Norman MacCaig was born in Edinburgh in 1910. His formal education was firmly rooted in the Edinburgh soil: he attended the Royal High School, Edinburgh University and then trained to be a teacher at Moray House. Having spent years educating young children he later taught Creative Writing, first at Edinburgh University, then at the University of Stirling. He died in 1996. His poetry, written in modern English and famed for its humour and unpretentious style, won him several awards.
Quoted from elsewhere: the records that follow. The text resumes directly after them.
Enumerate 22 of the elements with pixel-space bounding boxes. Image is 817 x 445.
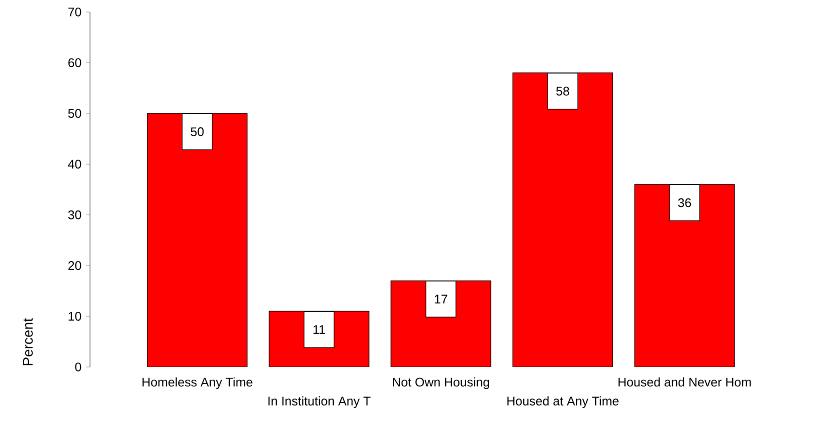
y-tick-label: 10 [68, 312, 82, 321]
y-tick-label: 60 [68, 58, 82, 68]
y-tick-label: 40 [68, 160, 82, 169]
y-tick-label: 50 [68, 109, 82, 118]
data-label: 36 [678, 198, 691, 208]
x-tick-label: Not Own Housing [392, 377, 490, 390]
y-tick-label: 0 [75, 362, 82, 372]
y-tick-label: 20 [68, 261, 82, 270]
x-tick-label: In Institution Any T [268, 396, 371, 408]
data-label: 50 [190, 127, 204, 136]
y-tick-label: 70 [68, 8, 82, 16]
x-tick-label: Housed at Any Time [507, 396, 619, 408]
data-label: 58 [556, 86, 570, 96]
y-tick-label: 30 [68, 210, 82, 220]
x-tick-label: Housed and Never Hom [618, 377, 751, 387]
bar [147, 113, 248, 367]
data-label: 11 [314, 325, 325, 334]
bar [634, 184, 735, 367]
bar [512, 72, 613, 367]
x-tick-label: Homeless Any Time [142, 377, 252, 390]
data-label: 17 [434, 294, 448, 304]
y-axis-title: Percent [23, 318, 33, 366]
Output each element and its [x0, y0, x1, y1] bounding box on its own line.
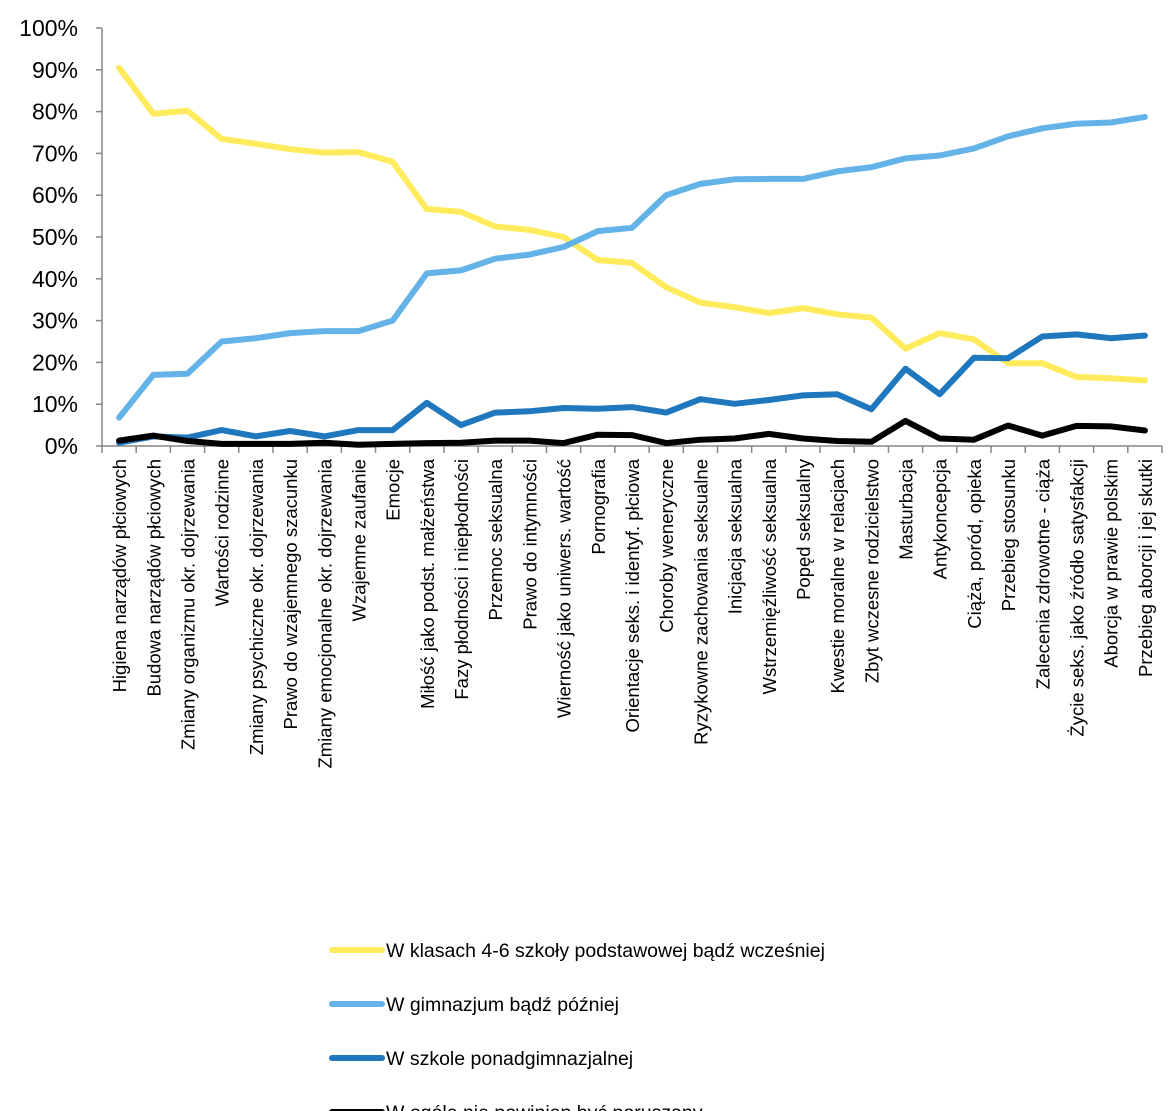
y-tick-label: 0% [45, 433, 78, 459]
x-tick-label: Fazy płodności i niepłodności [451, 459, 472, 700]
x-tick-label: Prawo do intymności [519, 459, 540, 630]
x-tick-label: Przebieg stosunku [998, 459, 1019, 611]
series-lines [116, 64, 1148, 448]
x-tick-label: Zbyt wczesne rodzicielstwo [861, 459, 882, 683]
x-tick-label: Masturbacja [896, 458, 917, 559]
x-tick-label: Wierność jako uniwers. wartość [554, 459, 575, 718]
y-tick-label: 40% [32, 266, 78, 292]
y-tick-label: 100% [19, 15, 78, 41]
x-axis-ticks: Higiena narządów płciowych Budowa narządó… [101, 446, 1163, 769]
series-line-1 [116, 64, 1148, 384]
x-tick-label: Wzajemne zaufanie [348, 459, 369, 621]
x-tick-label: Emocje [383, 459, 404, 521]
x-tick-label: Antykoncepcja [930, 458, 951, 579]
x-tick-label: Budowa narządów płciowych [143, 459, 164, 697]
x-tick-label: Ciąża, poród, opieka [964, 458, 985, 628]
legend-label-3: W szkole ponadgimnazjalnej [386, 1048, 633, 1070]
x-tick-label: Wartości rodzinne [212, 459, 233, 606]
y-tick-label: 10% [32, 391, 78, 417]
x-tick-label: Zmiany emocjonalne okr. dojrzewania [314, 458, 335, 768]
series-line-4 [116, 417, 1148, 448]
x-tick-label: Ryzykowne zachowania seksualne [690, 459, 711, 745]
series-line-3 [116, 331, 1148, 446]
y-tick-label: 50% [32, 224, 78, 250]
x-tick-label: Choroby weneryczne [656, 459, 677, 633]
y-tick-label: 20% [32, 349, 78, 375]
x-tick-label: Aborcja w prawie polskim [1101, 459, 1122, 668]
x-tick-label: Popęd seksualny [793, 458, 814, 600]
legend: W klasach 4-6 szkoły podstawowej bądź wc… [329, 940, 825, 1111]
x-tick-label: Miłość jako podst. małżeństwa [417, 458, 438, 709]
x-tick-label: Prawo do wzajemnego szacunku [280, 459, 301, 729]
x-tick-label: Higiena narządów płciowych [109, 459, 130, 692]
x-tick-label: Inicjacja seksualna [725, 458, 746, 614]
x-tick-label: Orientacje seks. i identyf. płciowa [622, 458, 643, 732]
x-tick-label: Wstrzemięźliwość seksualna [759, 458, 780, 694]
y-tick-label: 30% [32, 308, 78, 334]
axes [101, 28, 1162, 447]
x-tick-label: Życie seks. jako źródło satysfakcji [1067, 459, 1088, 737]
x-tick-label: Pornografia [588, 458, 609, 554]
x-tick-label: Przebieg aborcji i jej skutki [1135, 459, 1156, 677]
y-tick-label: 60% [32, 182, 78, 208]
x-tick-label: Zmiany psychiczne okr. dojrzewania [246, 458, 267, 755]
x-tick-label: Kwestie moralne w relacjach [827, 459, 848, 693]
x-tick-label: Zalecenia zdrowotne - ciąża [1032, 458, 1053, 689]
legend-label-2: W gimnazjum bądź później [386, 994, 619, 1016]
y-tick-label: 90% [32, 57, 78, 83]
x-tick-label: Zmiany organizmu okr. dojrzewania [177, 458, 198, 750]
x-tick-label: Przemoc seksualna [485, 458, 506, 620]
legend-label-1: W klasach 4-6 szkoły podstawowej bądź wc… [386, 940, 825, 962]
legend-label-4: W ogóle nie powinien być poruszany [386, 1102, 703, 1111]
series-line-2 [116, 114, 1148, 421]
y-axis-ticks: 0% 10% 20% 30% 40% 50% 60% 70% 80% 90% 100% [19, 15, 102, 459]
y-tick-label: 80% [32, 99, 78, 125]
y-tick-label: 70% [32, 140, 78, 166]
Edwin Morgan was born in Glasgow in 1920. His studies at Glasgow University were interrupted in 1940 when he joined the Royal Army Medical Corps, but he returned to university and graduated with a First Class Honours degree. Turning down a scholarship at Oxford, he lectured at Glasgow University until 1980. He has published numerous volumes of poetry and translated works from many languages. His various awards include the Queen’s Gold Medal for Poetry in 2000 and the prestigious Weidenfeld Prize for Translation in 2001. In 1999 he became Glasgow’s first Poet Laureate, and in 2004 was given the title of Scotland’s National Poet. He died in 2010.
Liz Lochhead, born in 1947 in North Lanarkshire, has built an impressive, award-winning reputation as poet, playwright and performer attracting a large and admiring public. In 2011, Lochhead was named the second Scottish National Poet, after the death of Edwin Morgan.